Miserandino compared the amount of energy that one has in a day to a set of twelve spoons. You get twelve spoons in the morning, and each time you do something that requires energy, like eating breakfast or getting dressed, you give up a spoon. When you're out of spoons, there are no more.

I've started thinking of my energy like peanut M&Ms. Every time I need a shot of energy, I eat an M&M. Once they're gone, they're gone.

I get a different number of M&Ms each morning, and I don't know until I've started eating them how many I may have that day. I need one M&M to rise from the bed, one to shower, one to get dressed, one to eat breakfast, and one to go to the sidewalk to wait for my morning ride. I need to plan carefully for using each M&M, so that I don't get caught short in an awkward situation.

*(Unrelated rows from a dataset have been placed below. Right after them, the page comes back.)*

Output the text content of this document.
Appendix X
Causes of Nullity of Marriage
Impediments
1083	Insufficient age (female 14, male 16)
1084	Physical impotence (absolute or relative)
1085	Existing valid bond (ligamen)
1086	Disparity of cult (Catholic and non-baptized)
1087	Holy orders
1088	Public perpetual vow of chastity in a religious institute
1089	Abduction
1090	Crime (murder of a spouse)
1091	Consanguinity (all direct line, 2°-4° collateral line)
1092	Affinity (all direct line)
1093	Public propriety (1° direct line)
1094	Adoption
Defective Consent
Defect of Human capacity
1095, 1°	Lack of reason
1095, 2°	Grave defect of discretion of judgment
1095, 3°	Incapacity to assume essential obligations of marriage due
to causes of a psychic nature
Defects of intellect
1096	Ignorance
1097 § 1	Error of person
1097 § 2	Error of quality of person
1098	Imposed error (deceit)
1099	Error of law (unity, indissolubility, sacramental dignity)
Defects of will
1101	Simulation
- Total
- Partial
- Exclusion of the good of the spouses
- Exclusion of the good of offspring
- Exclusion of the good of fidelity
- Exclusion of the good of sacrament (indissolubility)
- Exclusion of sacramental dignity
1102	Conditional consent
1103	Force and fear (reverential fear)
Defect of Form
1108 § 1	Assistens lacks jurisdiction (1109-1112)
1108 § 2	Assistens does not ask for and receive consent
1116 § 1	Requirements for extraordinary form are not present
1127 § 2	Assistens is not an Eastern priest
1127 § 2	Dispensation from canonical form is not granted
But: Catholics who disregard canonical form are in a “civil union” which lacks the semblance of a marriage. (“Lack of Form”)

If I'm at work that day, I'll need one M&M to get from the parking lot to my office, one to get to a teacher's classroom, and one to be in the classroom. Debriefing with the teacher will require two M&Ms. Because the bathroom and the microwave are both in different buildings than my office, I'll need an M&M to go to the bathroom and another one to heat up my lunch.

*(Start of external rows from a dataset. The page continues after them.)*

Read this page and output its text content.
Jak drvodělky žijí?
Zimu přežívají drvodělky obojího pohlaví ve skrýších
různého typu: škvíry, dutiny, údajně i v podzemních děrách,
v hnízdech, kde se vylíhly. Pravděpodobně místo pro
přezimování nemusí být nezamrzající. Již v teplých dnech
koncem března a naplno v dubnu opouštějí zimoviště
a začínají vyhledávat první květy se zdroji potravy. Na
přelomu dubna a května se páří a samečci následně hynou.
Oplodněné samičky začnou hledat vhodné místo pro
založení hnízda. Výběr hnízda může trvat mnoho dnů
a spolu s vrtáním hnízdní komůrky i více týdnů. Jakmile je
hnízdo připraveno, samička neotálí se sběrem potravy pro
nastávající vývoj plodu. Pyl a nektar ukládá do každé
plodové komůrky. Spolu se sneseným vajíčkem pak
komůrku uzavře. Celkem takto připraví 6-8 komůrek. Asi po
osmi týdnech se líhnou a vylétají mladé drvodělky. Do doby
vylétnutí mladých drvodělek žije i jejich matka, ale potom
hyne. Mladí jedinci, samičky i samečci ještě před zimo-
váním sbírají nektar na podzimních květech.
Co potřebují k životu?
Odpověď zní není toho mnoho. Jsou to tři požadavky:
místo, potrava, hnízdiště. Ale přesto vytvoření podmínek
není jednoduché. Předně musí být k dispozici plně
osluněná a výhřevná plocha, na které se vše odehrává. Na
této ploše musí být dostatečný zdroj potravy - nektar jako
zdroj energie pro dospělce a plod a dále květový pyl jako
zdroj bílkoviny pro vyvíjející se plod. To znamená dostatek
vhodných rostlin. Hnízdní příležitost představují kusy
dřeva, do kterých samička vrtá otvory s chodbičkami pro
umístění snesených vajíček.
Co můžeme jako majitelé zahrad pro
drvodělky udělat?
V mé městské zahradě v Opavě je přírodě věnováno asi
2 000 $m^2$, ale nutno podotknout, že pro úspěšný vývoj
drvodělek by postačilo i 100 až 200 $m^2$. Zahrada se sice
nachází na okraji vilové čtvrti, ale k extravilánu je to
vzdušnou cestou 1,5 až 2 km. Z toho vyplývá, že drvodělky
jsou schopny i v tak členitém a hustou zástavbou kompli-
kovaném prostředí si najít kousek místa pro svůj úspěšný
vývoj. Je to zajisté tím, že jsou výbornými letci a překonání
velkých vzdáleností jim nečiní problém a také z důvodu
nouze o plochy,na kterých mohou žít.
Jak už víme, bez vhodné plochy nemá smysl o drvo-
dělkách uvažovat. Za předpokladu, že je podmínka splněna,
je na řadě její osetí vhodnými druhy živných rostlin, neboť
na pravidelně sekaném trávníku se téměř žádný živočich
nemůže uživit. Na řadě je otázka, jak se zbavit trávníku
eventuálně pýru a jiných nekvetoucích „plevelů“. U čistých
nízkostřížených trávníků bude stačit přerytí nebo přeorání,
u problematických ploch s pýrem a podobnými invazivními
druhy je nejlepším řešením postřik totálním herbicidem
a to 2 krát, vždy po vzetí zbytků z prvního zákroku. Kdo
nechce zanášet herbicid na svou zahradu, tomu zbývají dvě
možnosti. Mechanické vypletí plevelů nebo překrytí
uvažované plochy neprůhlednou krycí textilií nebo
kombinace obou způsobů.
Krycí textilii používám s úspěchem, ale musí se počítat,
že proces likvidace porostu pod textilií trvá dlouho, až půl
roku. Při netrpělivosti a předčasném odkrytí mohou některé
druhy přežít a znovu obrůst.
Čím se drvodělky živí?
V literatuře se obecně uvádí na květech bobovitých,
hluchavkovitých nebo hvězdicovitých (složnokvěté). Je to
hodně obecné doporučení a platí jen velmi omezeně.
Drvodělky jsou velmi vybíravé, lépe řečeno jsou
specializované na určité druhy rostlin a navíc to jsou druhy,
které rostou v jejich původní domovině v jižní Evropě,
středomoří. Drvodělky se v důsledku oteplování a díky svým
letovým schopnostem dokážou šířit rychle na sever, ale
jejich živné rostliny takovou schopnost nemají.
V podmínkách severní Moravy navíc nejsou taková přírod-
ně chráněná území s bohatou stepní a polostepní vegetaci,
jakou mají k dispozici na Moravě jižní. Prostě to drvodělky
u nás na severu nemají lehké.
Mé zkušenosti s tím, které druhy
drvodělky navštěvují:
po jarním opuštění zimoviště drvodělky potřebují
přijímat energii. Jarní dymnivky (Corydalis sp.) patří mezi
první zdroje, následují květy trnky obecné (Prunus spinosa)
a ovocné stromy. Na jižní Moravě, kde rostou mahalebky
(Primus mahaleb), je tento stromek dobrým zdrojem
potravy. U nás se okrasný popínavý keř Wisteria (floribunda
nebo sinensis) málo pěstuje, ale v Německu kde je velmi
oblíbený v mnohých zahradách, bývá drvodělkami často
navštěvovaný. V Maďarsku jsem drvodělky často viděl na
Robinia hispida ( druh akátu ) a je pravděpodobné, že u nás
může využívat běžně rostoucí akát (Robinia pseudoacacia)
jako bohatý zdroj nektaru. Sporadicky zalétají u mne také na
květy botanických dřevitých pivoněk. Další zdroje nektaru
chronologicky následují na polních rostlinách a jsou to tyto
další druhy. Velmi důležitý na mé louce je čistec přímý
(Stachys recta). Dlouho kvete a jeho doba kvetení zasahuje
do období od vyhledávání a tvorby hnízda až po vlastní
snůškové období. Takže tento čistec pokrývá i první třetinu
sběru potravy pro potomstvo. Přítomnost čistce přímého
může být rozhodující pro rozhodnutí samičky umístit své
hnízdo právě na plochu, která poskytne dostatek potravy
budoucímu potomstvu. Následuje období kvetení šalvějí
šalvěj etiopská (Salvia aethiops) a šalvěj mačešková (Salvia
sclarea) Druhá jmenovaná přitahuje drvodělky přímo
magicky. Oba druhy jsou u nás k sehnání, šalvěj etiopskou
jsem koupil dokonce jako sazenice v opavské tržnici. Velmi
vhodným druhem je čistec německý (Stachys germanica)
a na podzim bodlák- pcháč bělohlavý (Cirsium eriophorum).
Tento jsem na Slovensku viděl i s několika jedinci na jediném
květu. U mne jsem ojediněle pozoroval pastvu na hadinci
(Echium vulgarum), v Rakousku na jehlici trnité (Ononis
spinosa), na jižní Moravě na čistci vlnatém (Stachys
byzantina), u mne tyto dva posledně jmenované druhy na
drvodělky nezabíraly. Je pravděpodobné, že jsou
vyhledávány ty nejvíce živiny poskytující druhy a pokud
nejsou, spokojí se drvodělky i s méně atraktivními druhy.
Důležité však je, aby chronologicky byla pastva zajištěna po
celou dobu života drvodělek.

When I get home, I can take a nap, which means that I usually get another one or two M&Ms. I'll need them. It will take me one to watch Ann fix dinner, one to eat dinner, and one to lie down on the pillowss in front of the gas fireplace, close my eyes, and listen to Ann read to me. I save one so that I can get upstairs to go to bed round 7:30. Hopefully, I'll still have one to brush my teeth and floss.

If I've been very good, I may get an adequate number of M&Ms tomorrow, but if I've borrowed against my store by pushing myself to do more than I really have M&Ms for, then tomorrow I'll be short on M&Ms. Hopefully, it's not a work day.

On good days, I wake with 16 M&Ms, and I get two more M&Ms for my afternoon nap. On these days, I have to be careful about using my M&Ms too early, but I should have enough for my day.

Some days, I think I start with 16 M&Ms, but by noon it's obvious that I only had ten.

Other days, like today, I may wake to 7 M&Ms, and I have to figure out what to leave out or how to conserve. Writing this blog takes a couple of M&Ms, but it's worth it. Today I was going to go to Group Health for my flu shot, but I'm short on M&Ms, so I hope I'll wake with enough energy to get my flu shot tomorrow. For now, I'll take a nap.

I'm sure you're wondering what color the M&Ms are. On good days, they're a rainbow of reds, oranges, greens, yellows and blues. On days like today, they're all brown.

Off to nap. Mary

Monday, October 3, 2011

Challah

Saturday, our friends Rose and Karen came to our house for lunch and an art summit, so that Karen could share ideas with the rest of us about art that we might do with Rose's daugher, Nora. We are going to make paper and books together with Karen's granddaugher, Rose, and the rest of us. I hope Nora will be excited. I am.

Rose is a good cook and a good baker, and she brought challah bread to share. Yum. I love challah. When I saw that there were raisins in the challah, however, I was disappointed. I don't like raisins in my bread, but I ate it anyway to be polite. I thought to myself, "This is the best raisin bread I've ever had. I wonder what Rose does to her raisins to make them so tasty."  

Later, Ann told me that the raisins were chocolate chips. Yesterday I had some more challah for lunch. Yum. if you ever make raisin challah, I'd recommend chocolate instead of raisins.

Rose shares the kindness in her spirit when she shares her food. We  have a winter solstice dinner each year to celebrate light in the darkest time. Everyone brings food to share, and Rose always brings a warm, hearty soup, so we share warmth in the cold, too.

When I was in the hospital, Rose brought me the first homemade food that I had eaten for weeks. I opened the container of chicken and rice, and ate with my hands. I had no patience for a knife and fork.

Just writing about it is making me hungry.